Revenge was served up steaming at Cole Field House, where Dixon scored 25 points and Blake posted a game-high nine assists and four blocked shots, double his career high.

Blake threw a roadblock at Williams, as last season's Big Ten Player of the Year suffered through one of the worst shooting nights of his career. He was 3-for-16 and Bradford was nearly as bad at 4-for-14, as one of the nation's most acclaimed backcourts was a combined 7-for-30 from the field.

"Last year was definitely incentive," Blake said. "Those guys are listed in all the preseason magazines as being among the top shooting guards and the top point guards in the nation. We weren't going to over-exaggerate that, we just wanted to play our game. I was just trying to play defense like I'm used to."

Blake, who has a history of getting up for opponents named Williams - see Duke's Jason - gave up more than 40 pounds, but it was Illinois' Williams who wore down. He made just one basket in the second half.

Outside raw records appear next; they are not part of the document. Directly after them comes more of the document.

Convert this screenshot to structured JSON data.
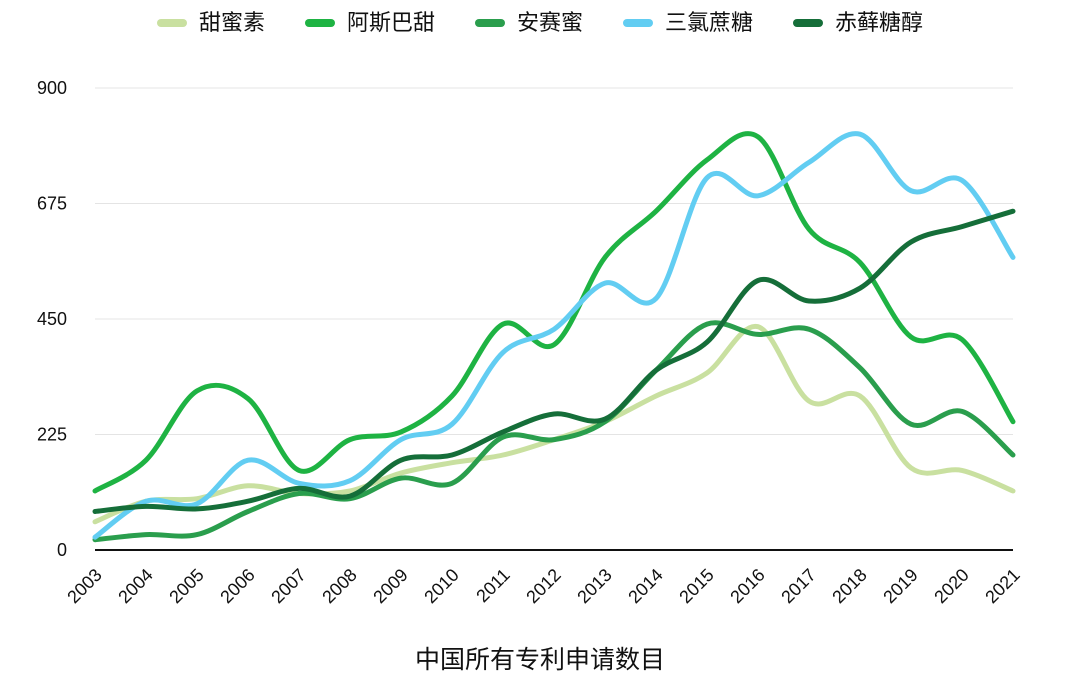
{
  "chart_data": {
    "type": "line",
    "title": "中国所有专利申请数目",
    "xlabel": "",
    "ylabel": "",
    "x": [
      2003,
      2004,
      2005,
      2006,
      2007,
      2008,
      2009,
      2010,
      2011,
      2012,
      2013,
      2014,
      2015,
      2016,
      2017,
      2018,
      2019,
      2020,
      2021
    ],
    "ylim": [
      0,
      900
    ],
    "yticks": [
      0,
      225,
      450,
      675,
      900
    ],
    "grid": "horizontal",
    "legend_position": "top",
    "axis_color": "#111111",
    "grid_color": "#e4e4e4",
    "series": [
      {
        "name": "甜蜜素",
        "color": "#c9e0a0",
        "values": [
          55,
          95,
          100,
          125,
          110,
          115,
          150,
          170,
          185,
          215,
          250,
          300,
          345,
          435,
          290,
          300,
          160,
          155,
          115
        ]
      },
      {
        "name": "阿斯巴甜",
        "color": "#1eb343",
        "values": [
          115,
          175,
          310,
          295,
          155,
          215,
          230,
          300,
          440,
          400,
          570,
          660,
          760,
          805,
          625,
          560,
          415,
          410,
          250
        ]
      },
      {
        "name": "安赛蜜",
        "color": "#2a9e4d",
        "values": [
          20,
          30,
          30,
          75,
          110,
          100,
          140,
          130,
          220,
          215,
          250,
          350,
          440,
          420,
          430,
          355,
          245,
          270,
          185
        ]
      },
      {
        "name": "三氯蔗糖",
        "color": "#62cdf2",
        "values": [
          25,
          95,
          90,
          175,
          130,
          135,
          215,
          245,
          385,
          430,
          520,
          490,
          725,
          690,
          755,
          810,
          700,
          720,
          570
        ]
      },
      {
        "name": "赤藓糖醇",
        "color": "#156e39",
        "values": [
          75,
          85,
          80,
          95,
          120,
          105,
          175,
          185,
          230,
          265,
          255,
          350,
          405,
          525,
          485,
          510,
          600,
          630,
          660
        ]
      }
    ]
  }
}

"I'm lighter than most of the guys I play," Blake said. "If he hits me a couple of times it wouldn't be good, but I'll hold up. I wanted to keep Williams in front of me, because he draws a lot of fouls and gets to the line. When he got by me, I had a lot of help."

Maryland coach Gary Williams disagreed, saying the effort that led to the Fighting Illini shooting just 36.7 percent from the field started with his guards. Unable to penetrate, Bradford and Frank Williams made just one of their 10 three-point attempts.

"Tonight we did not want to give open looks to their guards out of traps, so we stayed away from traps," Gary Williams said. "We depended on our ability to play head-up, man-to-man defense."

Blake is a junior on pace to become the Terps' all-time leader in assists. Dixon is a senior destined to establish school records for scoring, steals and three-pointers.

With Blake's help, the shooting guard out of Calvert Hall put the game away in the opening minutes of the second half. Dixon came out of the break with a three-pointer, and Blake followed with another.

Dixon, a two-time first-team all-Atlantic Coast Conference choice, converted a steal and then scored out of the half-court offense to stretch a 12-point halftime lead to 20.

"That was fun," said Dixon, who wasn't satisfied with his 9-for-19 shooting, 2-for-8 from beyond the arc. "I don't think I shot particularly well. I missed a lot of threes, but our big guys rebounded and our guards knocked down shots when they had to."